检索中的超级智能定义：将多轮探索式搜索压缩为单次语料库判别性检索动作的能力——不需检查返回的片段，直接在查询阶段就产生专家级的检索行动。
SIRA 两阶段框架：(a) 离线语料库侧：LLM 为每个文档补充缺失的搜索词汇，经文档频率过滤后建立增强 BM25 索引；(b) 在线查询侧：LLM 生成预期回答草图，预测查询遗漏的证据词汇，通过文档频率统计工具调用验证和剪枝。
检索程序编译：将原始查询与经过验证的扩展词汇组合为单次加权 BM25 调用，保持可解释、免训练和高效率。
大规模基准验证：在 10 个 BEIR 基准和下游 QA 任务上显著优于密集检索器和 SOTA 多轮代理基线。

方法概述

SIRA 的核心创新在于用 LLM 的参量化知识替代多轮检索中的上下文累积。离线阶段，LLM 离线扫描语料库，为每个文档提议缺失的搜索词汇（如领域术语、同义词），经文档频率过滤（去除过于常见或缺失的词汇）后建立增强 BM25 索引。
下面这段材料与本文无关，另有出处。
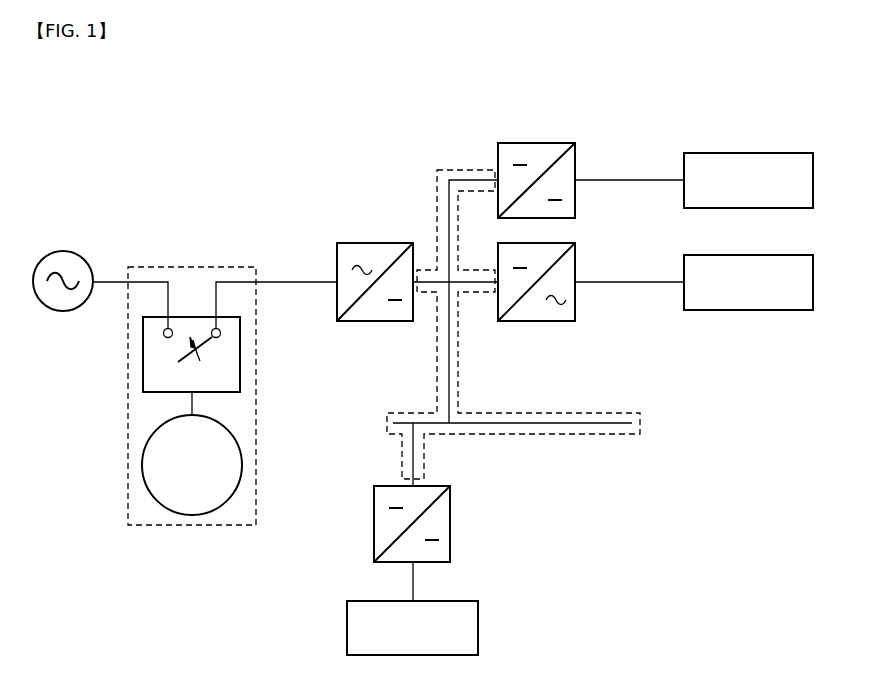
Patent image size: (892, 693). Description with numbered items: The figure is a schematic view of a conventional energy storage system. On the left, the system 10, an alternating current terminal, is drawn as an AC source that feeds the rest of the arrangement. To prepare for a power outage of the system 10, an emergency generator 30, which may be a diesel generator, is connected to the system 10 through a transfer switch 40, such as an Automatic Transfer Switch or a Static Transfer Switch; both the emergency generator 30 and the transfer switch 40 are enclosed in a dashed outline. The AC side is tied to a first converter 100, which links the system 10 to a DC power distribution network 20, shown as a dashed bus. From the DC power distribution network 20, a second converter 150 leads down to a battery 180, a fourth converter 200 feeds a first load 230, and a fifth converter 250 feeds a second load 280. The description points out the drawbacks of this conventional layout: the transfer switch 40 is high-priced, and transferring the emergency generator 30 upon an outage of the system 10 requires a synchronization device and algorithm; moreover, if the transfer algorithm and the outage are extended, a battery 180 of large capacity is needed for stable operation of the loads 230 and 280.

The system 10 is at (63, 251).
The DC power distribution network 20 is at (452, 170).
The emergency generator 30 is at (142, 465).
The transfer switch 40 is at (143, 355).
The first converter 100 is at (375, 243).
The second converter 150 is at (374, 523).
The battery 180 is at (347, 628).
The fourth converter 200 is at (537, 321).
The first load 230 is at (750, 310).
The fifth converter 250 is at (537, 143).
The second load 280 is at (748, 153).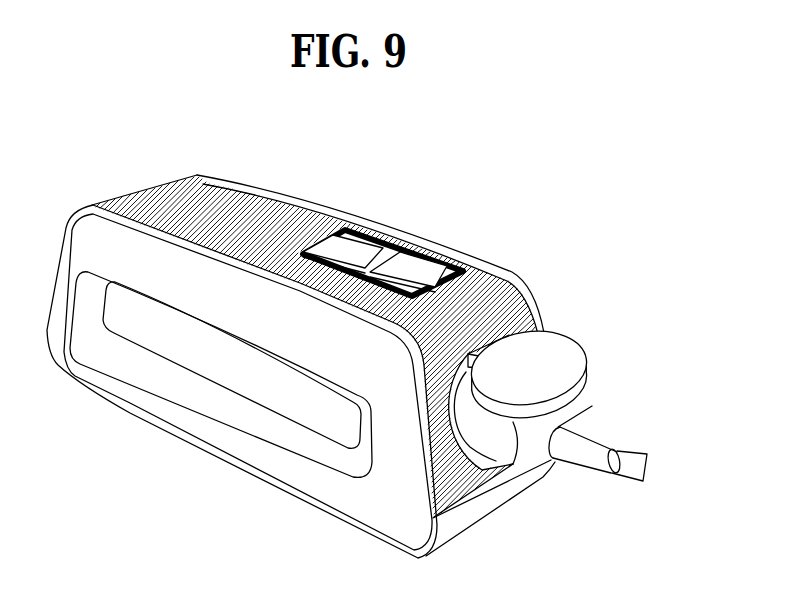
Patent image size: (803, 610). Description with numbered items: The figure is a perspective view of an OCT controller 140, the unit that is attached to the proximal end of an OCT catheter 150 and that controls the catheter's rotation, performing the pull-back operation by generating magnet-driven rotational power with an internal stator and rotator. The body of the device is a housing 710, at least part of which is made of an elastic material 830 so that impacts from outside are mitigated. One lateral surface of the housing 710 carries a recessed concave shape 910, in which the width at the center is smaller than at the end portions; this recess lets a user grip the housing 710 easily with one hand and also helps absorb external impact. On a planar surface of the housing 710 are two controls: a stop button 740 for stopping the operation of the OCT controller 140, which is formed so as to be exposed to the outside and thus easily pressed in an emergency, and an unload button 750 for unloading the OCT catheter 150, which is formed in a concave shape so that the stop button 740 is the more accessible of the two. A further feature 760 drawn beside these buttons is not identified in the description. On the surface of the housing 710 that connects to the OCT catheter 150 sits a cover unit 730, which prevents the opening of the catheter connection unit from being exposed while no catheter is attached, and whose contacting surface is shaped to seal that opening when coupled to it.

The OCT controller 140 is at (340, 340).
The OCT catheter 150 is at (592, 448).
The housing 710 is at (209, 174).
The cover unit 730 is at (557, 357).
The stop button 740 is at (352, 243).
The unload button 750 is at (412, 283).
The button frame 760 is at (466, 268).
The elastic material 830 is at (137, 200).
The recessed concave shape 910 is at (187, 343).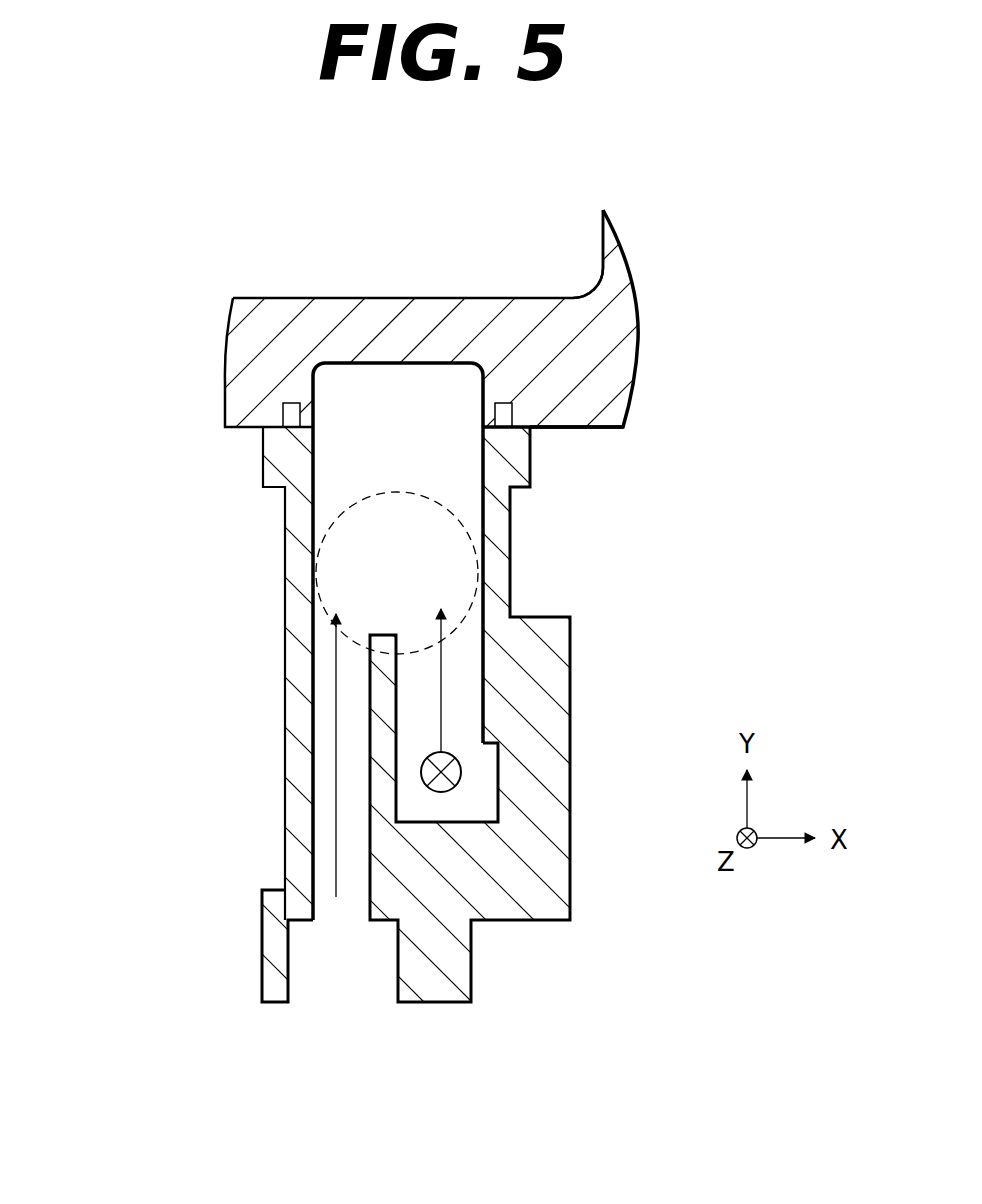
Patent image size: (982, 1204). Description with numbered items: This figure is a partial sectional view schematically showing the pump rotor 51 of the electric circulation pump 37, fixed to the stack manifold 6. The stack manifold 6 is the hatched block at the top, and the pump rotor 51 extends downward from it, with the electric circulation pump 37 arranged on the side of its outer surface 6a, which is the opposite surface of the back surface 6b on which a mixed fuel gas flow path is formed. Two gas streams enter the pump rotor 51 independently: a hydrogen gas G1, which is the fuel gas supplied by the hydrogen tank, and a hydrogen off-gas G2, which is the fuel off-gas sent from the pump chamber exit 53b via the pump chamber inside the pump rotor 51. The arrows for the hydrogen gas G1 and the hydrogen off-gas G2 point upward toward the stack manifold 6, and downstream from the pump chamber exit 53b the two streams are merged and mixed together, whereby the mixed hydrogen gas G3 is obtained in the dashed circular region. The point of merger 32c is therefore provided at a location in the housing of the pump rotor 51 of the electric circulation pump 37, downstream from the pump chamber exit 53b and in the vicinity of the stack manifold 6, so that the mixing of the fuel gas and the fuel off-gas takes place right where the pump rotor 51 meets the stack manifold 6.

在线阶段，对于每个查询，LLM 首先生成一个”预期回答草图”——假设相关证据中会出现的概念和术语；然后查询倒排索引获取文档频率统计，验证和剪枝提议的扩展词；最后编译为单次加权 BM25 调用。整个过程仅需一次 LLM 推理和一次 BM25 搜索。

实验结果

在 10 个 BEIR 基准（包括 TREC-COVID、NFCorpus、FiQA、ArguAna、SCIDOCS、SciFact 等）上，SIRA 的 NDCG@10 和 Recall 指标显著优于密集检索器（如 Contriever、GTR）和 SPLADE，以及多轮代理基线。下游 QA 任务中，无需多轮搜索即可达到或超越多轮代理的准确率。消融实验验证了文档频率过滤、语料库侧增强和查询侧扩展各组件的贡献。

局限性与注意点

离线语料库增强需要为每个文档执行 LLM 推理，对大规模语料库（>10M 文档）成本可能很高，但可摊销。
BM25 的词汇匹配性质使其在处理跨语言检索或严重拼写错误时可能力不从心。
预期回答草图的生成质量直接取决于 LLM 的知识覆盖范围，对 LLM 知识盲区领域的查询可能效果不佳。
当前仅评估单次检索设置；多次 BM25 调用（如先粗检再精排）可能进一步提升性能。